All was lost this year for male actors without Best Picture heatThe most interesting finding in the second article is how enormously rare it is for an acting category to feature only performances from Best Picture nominated films. It's happened only 10 times in Oscar's entire 86 year history and 2 of those times were this year alone including, for the first time ever, in a supporting category. That's a disturbing development if you're of the opinion (and you should be) that great performances can happen anywhere including within movies that aren't otherwise popular or great.

The Only Times (Once All Acting Categories Were Invented) When All Acting Nominees in a Category Came From a "Best Picture"

• 1939 BEST ACTRESS Davis (Dark Victory), Dunne (Love Affair), Garbo (Ninotchka), Garson (Goodbye Mr Chips), Leigh (GWTW)
• 1940 BEST ACTRESS  Davis (The Letter), Fontaine (Rebecca), Hepburn (Philadelphia Story), Rogers (Kitty Foyle), Scott (Our Town)
• 1942 BEST ACTOR Cagney (Yankee Doodle Dandy), Colman (Random Harvest), Cooper (Pride...), Pidgeon (Mrs Miniver), Woolley (Pied Piper)
• 1943 BEST ACTOR Bogart (Casablanca), Cooper (For Whom The Bell Tolls), Lukas (Watch on Rhine), Pidgeon (Madame Curie), Rooney (The Human Comedy)
• 1964 BEST ACTOR Burton (Becket), Harrison (My Fair Lady) O'Toole (Becket), Quinn (Zorba the Greek), Sellers (Dr Strangelove)
• 1966 BEST ACTOR Arkin (Russians are Coming...), Caine (Alfie), Burton (Who's Afraid of Virginia Woolf, McQueen (Sand Pebbles), Scofield (Man For All Seasons)
• 1977 BEST ACTRESS Bancroft (Turning Point), Fonda (Julia), Keaton (Annie Hall), Maclaine (Turning Point), Mason (Goodbye Girl)
• 1988 BEST SUPPORTING ACTRESS Cusack (Working Girl), Davis (Accidental Tourist), McDormand (Mississippi), Pfeiffer (Dangerous), Weaver (Working Girl)
• 2013 BEST ACTOR Bale (Hustle), Dern (Nebraska), Ejiofor (12 Years), DiCaprio (Wolf of), McConaughey (DBC)
• 2013 BEST SUPPORTING ACTOR  Abdi (Capt. Phillips), Cooper (Hustle), Fassbender (12 Years), Hill (Wolf of), Leto (DBC) 
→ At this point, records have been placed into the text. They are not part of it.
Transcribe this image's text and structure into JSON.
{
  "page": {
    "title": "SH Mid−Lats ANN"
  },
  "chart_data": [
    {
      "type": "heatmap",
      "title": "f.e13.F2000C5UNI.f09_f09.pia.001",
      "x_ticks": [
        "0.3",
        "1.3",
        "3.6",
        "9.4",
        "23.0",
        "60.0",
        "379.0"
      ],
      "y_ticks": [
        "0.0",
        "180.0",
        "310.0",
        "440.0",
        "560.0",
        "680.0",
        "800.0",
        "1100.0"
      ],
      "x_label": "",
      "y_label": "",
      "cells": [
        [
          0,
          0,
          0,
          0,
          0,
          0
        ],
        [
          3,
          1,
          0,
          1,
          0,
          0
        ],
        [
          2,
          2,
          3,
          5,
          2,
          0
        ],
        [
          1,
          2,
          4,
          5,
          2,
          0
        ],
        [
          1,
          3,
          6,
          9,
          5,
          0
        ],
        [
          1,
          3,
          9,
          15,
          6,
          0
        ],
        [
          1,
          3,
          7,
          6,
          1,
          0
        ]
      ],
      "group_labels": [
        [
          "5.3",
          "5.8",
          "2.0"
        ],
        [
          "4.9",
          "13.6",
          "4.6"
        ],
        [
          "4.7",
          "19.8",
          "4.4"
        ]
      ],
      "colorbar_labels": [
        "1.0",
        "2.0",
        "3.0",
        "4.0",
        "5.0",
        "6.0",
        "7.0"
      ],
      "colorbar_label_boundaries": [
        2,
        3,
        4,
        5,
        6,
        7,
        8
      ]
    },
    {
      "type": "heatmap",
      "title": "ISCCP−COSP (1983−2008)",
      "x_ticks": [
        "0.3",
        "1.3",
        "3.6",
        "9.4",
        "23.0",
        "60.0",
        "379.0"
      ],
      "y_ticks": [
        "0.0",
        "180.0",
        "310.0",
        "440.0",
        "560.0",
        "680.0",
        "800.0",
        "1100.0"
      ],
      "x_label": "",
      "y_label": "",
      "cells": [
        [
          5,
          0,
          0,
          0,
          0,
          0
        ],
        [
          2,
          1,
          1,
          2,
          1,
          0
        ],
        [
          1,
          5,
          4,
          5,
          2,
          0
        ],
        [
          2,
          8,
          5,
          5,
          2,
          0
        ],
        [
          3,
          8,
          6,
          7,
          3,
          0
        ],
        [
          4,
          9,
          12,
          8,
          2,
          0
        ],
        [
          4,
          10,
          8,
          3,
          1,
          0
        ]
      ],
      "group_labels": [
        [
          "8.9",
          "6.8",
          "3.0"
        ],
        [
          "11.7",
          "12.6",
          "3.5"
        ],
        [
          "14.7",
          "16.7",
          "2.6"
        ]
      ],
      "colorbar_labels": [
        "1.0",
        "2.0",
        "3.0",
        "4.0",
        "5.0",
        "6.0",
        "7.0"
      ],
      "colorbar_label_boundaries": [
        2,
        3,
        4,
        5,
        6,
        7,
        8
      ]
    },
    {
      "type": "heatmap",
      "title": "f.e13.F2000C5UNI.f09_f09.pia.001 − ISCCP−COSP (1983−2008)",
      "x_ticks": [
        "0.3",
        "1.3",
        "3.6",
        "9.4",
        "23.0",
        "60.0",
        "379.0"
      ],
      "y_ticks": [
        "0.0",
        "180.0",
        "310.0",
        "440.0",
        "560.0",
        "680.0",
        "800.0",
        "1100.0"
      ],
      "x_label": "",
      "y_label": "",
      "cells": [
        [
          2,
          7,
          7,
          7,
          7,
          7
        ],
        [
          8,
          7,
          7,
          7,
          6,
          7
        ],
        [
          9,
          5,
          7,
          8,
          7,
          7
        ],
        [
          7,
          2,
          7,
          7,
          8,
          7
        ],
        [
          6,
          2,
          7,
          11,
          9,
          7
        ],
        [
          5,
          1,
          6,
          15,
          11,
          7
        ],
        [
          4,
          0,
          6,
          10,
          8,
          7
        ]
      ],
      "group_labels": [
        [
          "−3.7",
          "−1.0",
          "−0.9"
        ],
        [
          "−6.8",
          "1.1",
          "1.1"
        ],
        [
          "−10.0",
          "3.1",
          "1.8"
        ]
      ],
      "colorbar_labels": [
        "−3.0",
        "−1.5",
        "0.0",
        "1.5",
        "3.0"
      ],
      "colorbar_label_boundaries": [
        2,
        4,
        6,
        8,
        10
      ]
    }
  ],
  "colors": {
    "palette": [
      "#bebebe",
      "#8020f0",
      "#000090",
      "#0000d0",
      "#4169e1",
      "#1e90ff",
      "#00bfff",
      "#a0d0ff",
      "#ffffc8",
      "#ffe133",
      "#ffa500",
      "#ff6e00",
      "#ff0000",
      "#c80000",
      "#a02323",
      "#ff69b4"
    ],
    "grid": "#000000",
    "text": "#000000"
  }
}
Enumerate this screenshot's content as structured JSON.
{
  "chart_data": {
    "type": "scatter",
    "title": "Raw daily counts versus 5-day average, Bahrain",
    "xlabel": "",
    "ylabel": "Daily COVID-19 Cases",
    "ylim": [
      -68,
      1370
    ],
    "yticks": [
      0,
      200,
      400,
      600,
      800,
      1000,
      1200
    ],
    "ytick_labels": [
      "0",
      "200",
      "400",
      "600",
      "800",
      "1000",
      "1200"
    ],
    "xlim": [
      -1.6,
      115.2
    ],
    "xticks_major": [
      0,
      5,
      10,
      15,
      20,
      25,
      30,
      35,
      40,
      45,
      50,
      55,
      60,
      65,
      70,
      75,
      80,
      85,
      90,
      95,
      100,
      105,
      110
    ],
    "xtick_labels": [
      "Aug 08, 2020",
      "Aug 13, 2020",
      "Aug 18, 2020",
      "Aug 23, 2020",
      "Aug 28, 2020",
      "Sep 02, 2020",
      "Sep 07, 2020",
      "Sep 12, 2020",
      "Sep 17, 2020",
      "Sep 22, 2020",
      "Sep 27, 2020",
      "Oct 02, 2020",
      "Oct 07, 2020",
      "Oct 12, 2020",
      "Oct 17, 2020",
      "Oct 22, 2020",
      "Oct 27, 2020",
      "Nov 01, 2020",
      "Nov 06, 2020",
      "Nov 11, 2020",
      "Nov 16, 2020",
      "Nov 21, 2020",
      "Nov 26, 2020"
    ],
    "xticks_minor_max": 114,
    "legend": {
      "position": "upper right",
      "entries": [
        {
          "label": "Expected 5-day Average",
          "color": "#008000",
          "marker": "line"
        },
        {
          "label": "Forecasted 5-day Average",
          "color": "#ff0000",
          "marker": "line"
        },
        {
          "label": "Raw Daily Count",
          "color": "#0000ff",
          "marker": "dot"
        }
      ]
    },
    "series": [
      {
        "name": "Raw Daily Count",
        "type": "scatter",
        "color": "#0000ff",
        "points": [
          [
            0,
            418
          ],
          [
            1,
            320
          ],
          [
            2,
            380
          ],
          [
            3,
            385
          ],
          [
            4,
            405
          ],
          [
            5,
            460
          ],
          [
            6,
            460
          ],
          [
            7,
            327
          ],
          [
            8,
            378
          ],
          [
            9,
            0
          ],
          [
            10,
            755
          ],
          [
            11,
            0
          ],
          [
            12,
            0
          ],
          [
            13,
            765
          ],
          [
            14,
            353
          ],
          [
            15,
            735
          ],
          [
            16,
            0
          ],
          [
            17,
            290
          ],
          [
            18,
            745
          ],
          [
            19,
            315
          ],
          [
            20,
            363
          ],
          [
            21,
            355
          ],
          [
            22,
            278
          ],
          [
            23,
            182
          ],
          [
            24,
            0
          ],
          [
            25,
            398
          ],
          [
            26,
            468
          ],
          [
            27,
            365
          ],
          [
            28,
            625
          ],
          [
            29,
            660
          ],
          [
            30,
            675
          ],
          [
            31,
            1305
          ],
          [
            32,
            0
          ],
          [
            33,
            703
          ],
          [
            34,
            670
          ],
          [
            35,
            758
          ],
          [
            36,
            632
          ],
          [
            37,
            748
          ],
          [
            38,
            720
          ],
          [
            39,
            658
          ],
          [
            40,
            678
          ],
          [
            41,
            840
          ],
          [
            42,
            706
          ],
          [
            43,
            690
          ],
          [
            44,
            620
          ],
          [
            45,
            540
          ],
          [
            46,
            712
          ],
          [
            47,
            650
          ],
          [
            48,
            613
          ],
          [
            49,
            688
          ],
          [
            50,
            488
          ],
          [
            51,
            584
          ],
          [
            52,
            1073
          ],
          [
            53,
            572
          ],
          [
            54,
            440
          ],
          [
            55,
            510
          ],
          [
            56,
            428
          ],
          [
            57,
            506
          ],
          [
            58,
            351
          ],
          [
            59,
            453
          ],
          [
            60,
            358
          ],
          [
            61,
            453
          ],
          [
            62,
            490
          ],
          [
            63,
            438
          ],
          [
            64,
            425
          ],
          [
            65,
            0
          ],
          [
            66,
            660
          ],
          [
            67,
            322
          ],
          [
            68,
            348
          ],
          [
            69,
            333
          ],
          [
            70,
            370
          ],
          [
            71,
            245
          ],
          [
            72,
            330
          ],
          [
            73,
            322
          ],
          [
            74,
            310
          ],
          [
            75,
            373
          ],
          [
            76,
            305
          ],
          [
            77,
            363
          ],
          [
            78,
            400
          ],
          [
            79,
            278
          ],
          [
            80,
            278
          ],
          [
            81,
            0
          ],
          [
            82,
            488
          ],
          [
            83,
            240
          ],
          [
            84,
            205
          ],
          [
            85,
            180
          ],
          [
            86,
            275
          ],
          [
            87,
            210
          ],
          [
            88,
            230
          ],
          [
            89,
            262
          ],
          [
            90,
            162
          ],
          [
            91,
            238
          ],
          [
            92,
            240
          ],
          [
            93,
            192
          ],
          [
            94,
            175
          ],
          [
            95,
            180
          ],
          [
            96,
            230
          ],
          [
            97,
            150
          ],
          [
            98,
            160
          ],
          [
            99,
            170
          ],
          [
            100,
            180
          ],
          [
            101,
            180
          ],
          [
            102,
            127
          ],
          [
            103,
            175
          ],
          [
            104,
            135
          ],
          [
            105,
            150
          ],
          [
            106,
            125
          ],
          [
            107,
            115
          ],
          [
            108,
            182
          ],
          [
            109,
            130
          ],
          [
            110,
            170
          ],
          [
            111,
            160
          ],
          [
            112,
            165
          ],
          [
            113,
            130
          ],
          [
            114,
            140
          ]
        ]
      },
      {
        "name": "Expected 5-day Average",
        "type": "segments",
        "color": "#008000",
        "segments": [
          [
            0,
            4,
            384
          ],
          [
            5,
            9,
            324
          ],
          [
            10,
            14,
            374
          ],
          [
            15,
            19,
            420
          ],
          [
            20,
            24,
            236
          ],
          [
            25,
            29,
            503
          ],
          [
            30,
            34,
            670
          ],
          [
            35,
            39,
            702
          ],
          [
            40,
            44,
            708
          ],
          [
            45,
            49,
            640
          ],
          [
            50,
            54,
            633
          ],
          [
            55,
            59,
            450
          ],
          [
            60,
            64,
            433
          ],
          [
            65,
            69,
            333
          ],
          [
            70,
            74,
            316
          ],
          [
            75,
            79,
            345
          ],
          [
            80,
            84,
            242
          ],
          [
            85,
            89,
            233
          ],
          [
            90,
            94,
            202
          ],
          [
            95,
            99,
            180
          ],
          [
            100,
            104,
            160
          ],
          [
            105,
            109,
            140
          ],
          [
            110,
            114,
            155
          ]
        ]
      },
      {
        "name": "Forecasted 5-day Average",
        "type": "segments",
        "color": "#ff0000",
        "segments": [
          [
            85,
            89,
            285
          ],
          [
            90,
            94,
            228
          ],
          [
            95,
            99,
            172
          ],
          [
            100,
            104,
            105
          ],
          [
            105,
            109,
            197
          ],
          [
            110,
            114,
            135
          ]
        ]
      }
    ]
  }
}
a sample chart from 1:37:1

As we can see and to no one's surprise if you've ever read an Oscar stat in your life, Best Actor has the closest ties to the Best Picture race. In the 64 year span (1944-2008) in which we had only 5 Best Pictures a year, though, this exact correlation Actor-Pictuer has only ever happened twice (1964 & 1966). 

Do your share Mark Harris's original concern that the Academy is actually looking at less films now than they use to for honors?